Protecting The First Amendement

On Tuesday, The Daily Signal posted an article about a recent Supreme Court case involving free speech.

The article reports:

The Supreme Court held in an 8-1 ruling on Tuesday that a Colorado ban on “conversion therapy” for counselors unlawfully regulates speech and is viewpoint discrimination. 

Justice Neil Gorsuch, a President Donald Trump appointee, issued the majority opinion. Justices Elena Kagan and Sonia Sotomayor—both appointees of President Barack Obama—issued concurring opinions. 

Only Justice Ketanji Brown Jackson—an appointee of President Joe Biden—dissented. 

The Chiles v. Salazar case involved a challenge to a Colorado law that allows licensed counselors to address issues of sexuality and gender only from the state’s approved perspective. 

Kaley Chiles, a Christian licensed counselor in Colorado Springs, used what is called “talk therapy” with patients who voluntarily sought her help. These included minors who said they struggled with issues related to sexuality and gender, and who wanted their behavior to be in accordance with their sex and their religious faith.

In the majority opinion, Gorsuch wrote the state law “prescribes what views she [Chiles] may and may not express.”

“As applied to Ms. Chiles, Colorado’s law regulates the content of her speech and goes further to prescribe what views she may and may not express, discriminating on the basis of viewpoint,” Gorsuch wrote in the majority opinion.

The article concludes:

The opinion stated that the government cannot label speech as conduct, as in Chiles’ case it constituted treatment. The opinion added that the “First Amendment is no word game.”

“The fact that the state’s viewpoint regulation falls only on licensed health care professionals does not change the equation,” Gorsuch wrote.

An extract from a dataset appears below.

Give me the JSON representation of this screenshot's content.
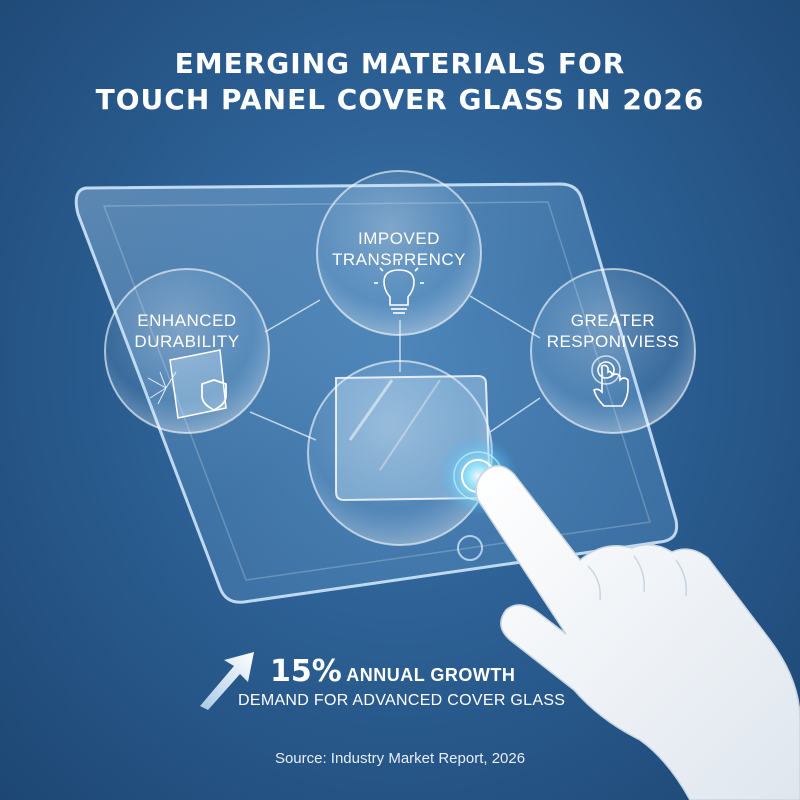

This case deals with an attack on counselors who hold a Biblical worldview on sexuality. In many cases homosexuality can be related to childhood trauma or family dysfunction. If a homosexual person wants to leave that lifestyle, they should be free to find a counselor who will help them along that journey. If an adolescent is confused about their gender identify and his parents want to find a counselor who will help them walk through adolescence with the gender he was born with, the parents should be free to find that counselor. Some of the things counselors are telling our teenage children are not helpful in the long run.

Banning Prayer?

Yesterday PJ Media posted an article about a move by lawmakers in Britain and Australia to ban ‘conversion therapy’–the practice of helping homosexuals who want to leave that lifestyle. The laws being considered may criminalize such common practices as preaching, counseling, and even prayer. From a Biblical perspective, homosexual behavior is a sin. A homosexual in the church should be free to seek change if that is his desire. As long as no one is forcing change on the person, I don’t see how helping a person leave that lifestyle can be made illegal. However, Britain (I don’t know about Australia) does not have a First Amendment that protects free speech, so that could get interesting.

The article notes:

Arthur Goldberg, founder of the therapy referral service Jews Offering New Alternatives for Healing (JONAH) objected to the term. “Conversion therapy is not even a term of art. It’s a misnomer. It’s a pejorative term that talks about emotional trauma and physical trauma,” he told PJ Media. JONAH did not recommend or carry out so-called “conversion therapy.” It gave people “references for therapy for underlying issues which may result in same-sex attraction,” yet a New Jersey judge shut it down on false pretenses.

As ex-gay leader Christopher Doyle explains in his book The War on Psychotherapy, “One of the strategies that far-left advocacy and gay activist organizations use to smear professional psychotherapists assisting clients distressed by sexual and gender identity conflicts is to intentionally conflate professional therapy with religious practice and/or unlicensed, unregulated counseling. They do this by labeling all efforts—therapeutic, religious, or otherwise—to help clients distressed by sexual and gender identity conflicts [as] ‘conversion therapy.’”

The tragic situation in England demonstrates that LGBT activists will not stop at banning “conversion therapy” in the talk therapy setting. Some are explicitly targeting “the pernicious power of prayer.” Christians — and free thinkers who value the ability to dispute the LGBT orthodoxy — need to be on our guard.

It is interesting to me that the group opposing this would include banning prayer. I take that as an acknowledgement that prayer works.